The bad thing about maybe all Lego and definitely this Lego at my school was that there was never enough of the
That’s what he, this QC, likes to do. It’s enough for him for the evidence to nearly look like a thing.
So anyway where was I? This is proper hard. It looks easy on the TV. You say a few words. You make the jury believe you, you cry, the jury cry, the jury say ‘Not Guilty’. In my mind that was what it was going to be like. After I wrote out that bit at the beginning, Palmerston and all that shit and when I realized that I was in deeper than I thought, I wrote some ideas down of what I need to say. I reckoned I could just spit it out like some bad lyrics you get me? But this shit is hard. I got like fifty points I need to make but each one is taking long and I keep getting lost. So although it looks like I’m just chatting random shit but I’m not. It’s
Where was I? So yeah, this is what I wanted to say. The prosecutor is just doing all this mashing things together and making it into something that it ain’t. So he is saying that one day I am having an argument with the boy and I say something to him, and next minute he winds up being shot in the head. He says that I must have shot him because I had some beef with him, or whatever, but that there is just another one of his sneaky things he likes to come out with. You have to look at it though. You have to use your senses. What is the motive? Why was I supposed to have shot him? What, because of the waste man thing? No one shoots no one because of some random argument he’s had or there wouldn’t be any kids left in London.
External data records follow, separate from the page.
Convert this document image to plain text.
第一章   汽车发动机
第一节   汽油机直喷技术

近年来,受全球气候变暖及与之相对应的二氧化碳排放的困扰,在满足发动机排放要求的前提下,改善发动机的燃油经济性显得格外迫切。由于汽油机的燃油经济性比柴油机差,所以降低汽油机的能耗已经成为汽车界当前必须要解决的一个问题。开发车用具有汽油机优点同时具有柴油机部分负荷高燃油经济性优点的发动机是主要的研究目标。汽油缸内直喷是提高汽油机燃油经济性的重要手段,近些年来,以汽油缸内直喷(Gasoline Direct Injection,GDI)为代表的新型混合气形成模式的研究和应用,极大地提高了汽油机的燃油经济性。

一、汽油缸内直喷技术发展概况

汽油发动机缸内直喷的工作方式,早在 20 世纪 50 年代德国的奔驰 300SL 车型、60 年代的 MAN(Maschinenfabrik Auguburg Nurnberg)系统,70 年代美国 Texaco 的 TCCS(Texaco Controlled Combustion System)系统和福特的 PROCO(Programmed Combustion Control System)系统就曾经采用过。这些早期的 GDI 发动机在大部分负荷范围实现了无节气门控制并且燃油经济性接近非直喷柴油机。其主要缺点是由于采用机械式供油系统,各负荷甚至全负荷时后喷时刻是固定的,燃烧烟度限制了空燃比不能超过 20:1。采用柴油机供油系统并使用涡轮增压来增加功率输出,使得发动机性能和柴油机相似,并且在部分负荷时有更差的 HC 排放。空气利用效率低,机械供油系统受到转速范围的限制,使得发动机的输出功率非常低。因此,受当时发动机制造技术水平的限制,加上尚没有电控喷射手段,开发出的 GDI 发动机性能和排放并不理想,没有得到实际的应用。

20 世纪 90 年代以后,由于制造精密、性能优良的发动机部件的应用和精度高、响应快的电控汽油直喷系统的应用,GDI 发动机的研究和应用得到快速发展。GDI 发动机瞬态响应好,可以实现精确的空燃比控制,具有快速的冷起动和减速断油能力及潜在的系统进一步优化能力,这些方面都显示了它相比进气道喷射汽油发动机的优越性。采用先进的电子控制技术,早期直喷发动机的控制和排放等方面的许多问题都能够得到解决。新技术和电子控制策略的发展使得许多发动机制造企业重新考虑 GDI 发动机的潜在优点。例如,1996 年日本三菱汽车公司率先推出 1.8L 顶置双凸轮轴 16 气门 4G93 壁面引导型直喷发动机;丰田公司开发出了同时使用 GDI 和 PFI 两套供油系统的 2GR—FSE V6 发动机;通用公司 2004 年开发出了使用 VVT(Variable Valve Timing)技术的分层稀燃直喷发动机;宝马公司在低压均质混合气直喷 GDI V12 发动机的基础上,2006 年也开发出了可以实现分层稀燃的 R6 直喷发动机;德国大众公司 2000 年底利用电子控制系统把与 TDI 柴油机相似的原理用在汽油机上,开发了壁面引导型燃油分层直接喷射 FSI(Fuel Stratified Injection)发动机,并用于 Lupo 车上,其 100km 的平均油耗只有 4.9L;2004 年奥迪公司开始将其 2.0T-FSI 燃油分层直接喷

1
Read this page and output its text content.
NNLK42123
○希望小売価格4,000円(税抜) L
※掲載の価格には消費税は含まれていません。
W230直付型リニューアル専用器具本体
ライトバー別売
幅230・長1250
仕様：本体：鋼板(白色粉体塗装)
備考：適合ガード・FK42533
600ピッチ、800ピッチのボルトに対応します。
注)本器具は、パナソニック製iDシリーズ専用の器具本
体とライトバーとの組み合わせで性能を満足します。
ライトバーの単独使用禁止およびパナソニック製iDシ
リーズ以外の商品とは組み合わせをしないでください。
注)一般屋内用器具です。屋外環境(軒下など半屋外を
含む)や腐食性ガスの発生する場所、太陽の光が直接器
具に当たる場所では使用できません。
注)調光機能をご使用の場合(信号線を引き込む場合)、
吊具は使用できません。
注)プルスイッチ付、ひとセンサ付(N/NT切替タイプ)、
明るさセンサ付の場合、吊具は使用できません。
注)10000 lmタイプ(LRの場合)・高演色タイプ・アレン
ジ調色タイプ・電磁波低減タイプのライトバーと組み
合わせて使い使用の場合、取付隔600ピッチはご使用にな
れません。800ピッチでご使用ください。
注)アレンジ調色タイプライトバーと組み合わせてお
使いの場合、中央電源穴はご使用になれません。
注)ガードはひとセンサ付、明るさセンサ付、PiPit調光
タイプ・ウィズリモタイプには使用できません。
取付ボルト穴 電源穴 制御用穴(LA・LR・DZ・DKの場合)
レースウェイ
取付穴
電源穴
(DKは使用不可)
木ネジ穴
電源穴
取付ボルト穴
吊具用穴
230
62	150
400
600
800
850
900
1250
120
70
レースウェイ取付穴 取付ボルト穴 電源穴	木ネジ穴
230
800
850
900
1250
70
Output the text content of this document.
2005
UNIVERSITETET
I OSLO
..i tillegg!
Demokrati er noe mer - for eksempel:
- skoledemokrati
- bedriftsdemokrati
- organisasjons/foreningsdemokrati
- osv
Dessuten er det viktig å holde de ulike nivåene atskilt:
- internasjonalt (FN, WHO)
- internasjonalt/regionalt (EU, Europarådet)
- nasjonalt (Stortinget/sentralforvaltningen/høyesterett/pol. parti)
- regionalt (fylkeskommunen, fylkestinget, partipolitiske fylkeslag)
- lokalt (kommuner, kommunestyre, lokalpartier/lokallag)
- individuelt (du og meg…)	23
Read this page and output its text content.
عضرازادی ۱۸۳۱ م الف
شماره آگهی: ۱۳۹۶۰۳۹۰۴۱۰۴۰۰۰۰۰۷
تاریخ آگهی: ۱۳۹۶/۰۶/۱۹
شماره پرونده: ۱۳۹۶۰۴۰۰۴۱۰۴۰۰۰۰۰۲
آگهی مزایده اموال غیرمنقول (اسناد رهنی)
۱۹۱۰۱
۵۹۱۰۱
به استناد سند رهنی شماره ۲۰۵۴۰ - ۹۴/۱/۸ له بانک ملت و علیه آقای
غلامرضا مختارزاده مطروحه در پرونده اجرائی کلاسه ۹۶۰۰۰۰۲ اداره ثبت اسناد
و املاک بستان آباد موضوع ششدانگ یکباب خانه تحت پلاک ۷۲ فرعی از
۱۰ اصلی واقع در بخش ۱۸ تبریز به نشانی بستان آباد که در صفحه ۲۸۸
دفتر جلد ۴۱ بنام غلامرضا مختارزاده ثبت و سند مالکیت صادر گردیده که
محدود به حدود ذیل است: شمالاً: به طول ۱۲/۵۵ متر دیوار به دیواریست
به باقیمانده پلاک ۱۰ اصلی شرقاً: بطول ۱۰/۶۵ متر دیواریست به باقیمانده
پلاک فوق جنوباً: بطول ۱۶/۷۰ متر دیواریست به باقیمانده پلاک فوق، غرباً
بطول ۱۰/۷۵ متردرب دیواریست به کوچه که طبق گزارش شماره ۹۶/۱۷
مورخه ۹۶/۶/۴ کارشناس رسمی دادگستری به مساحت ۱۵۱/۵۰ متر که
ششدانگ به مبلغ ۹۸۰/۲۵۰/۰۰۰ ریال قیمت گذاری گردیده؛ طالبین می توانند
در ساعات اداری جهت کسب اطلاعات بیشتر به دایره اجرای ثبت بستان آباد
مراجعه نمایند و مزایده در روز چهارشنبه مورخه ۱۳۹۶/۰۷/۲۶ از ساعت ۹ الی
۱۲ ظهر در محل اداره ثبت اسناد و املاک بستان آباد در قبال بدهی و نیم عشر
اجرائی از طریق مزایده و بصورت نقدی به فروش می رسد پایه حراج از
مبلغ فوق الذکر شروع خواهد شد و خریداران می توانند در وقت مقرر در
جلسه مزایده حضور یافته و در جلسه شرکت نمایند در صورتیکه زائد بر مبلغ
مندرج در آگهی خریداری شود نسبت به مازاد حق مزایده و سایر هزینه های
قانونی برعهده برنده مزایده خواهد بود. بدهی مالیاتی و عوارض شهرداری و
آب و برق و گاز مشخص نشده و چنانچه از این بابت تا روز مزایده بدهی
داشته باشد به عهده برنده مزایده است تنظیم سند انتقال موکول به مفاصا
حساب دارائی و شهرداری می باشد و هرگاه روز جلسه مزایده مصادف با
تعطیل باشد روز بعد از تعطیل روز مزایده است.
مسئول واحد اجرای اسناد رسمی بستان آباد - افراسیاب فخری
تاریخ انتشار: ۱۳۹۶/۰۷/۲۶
The prosecution is saying that they don’t really have to prove motive. Maybe that is right what he is saying. He knows the law innit? What I say though is even if they don’t have to prove a motive, you should look for a motive. Because he was shot. If you try and find what the reason for his shooting was you might end up with something. Maybe that’s why Mr QC don’t want to go there. But that don’t mean you shouldn’t go there. So what’s it all about? Who would have a reason to shoot him if it wasn’t me?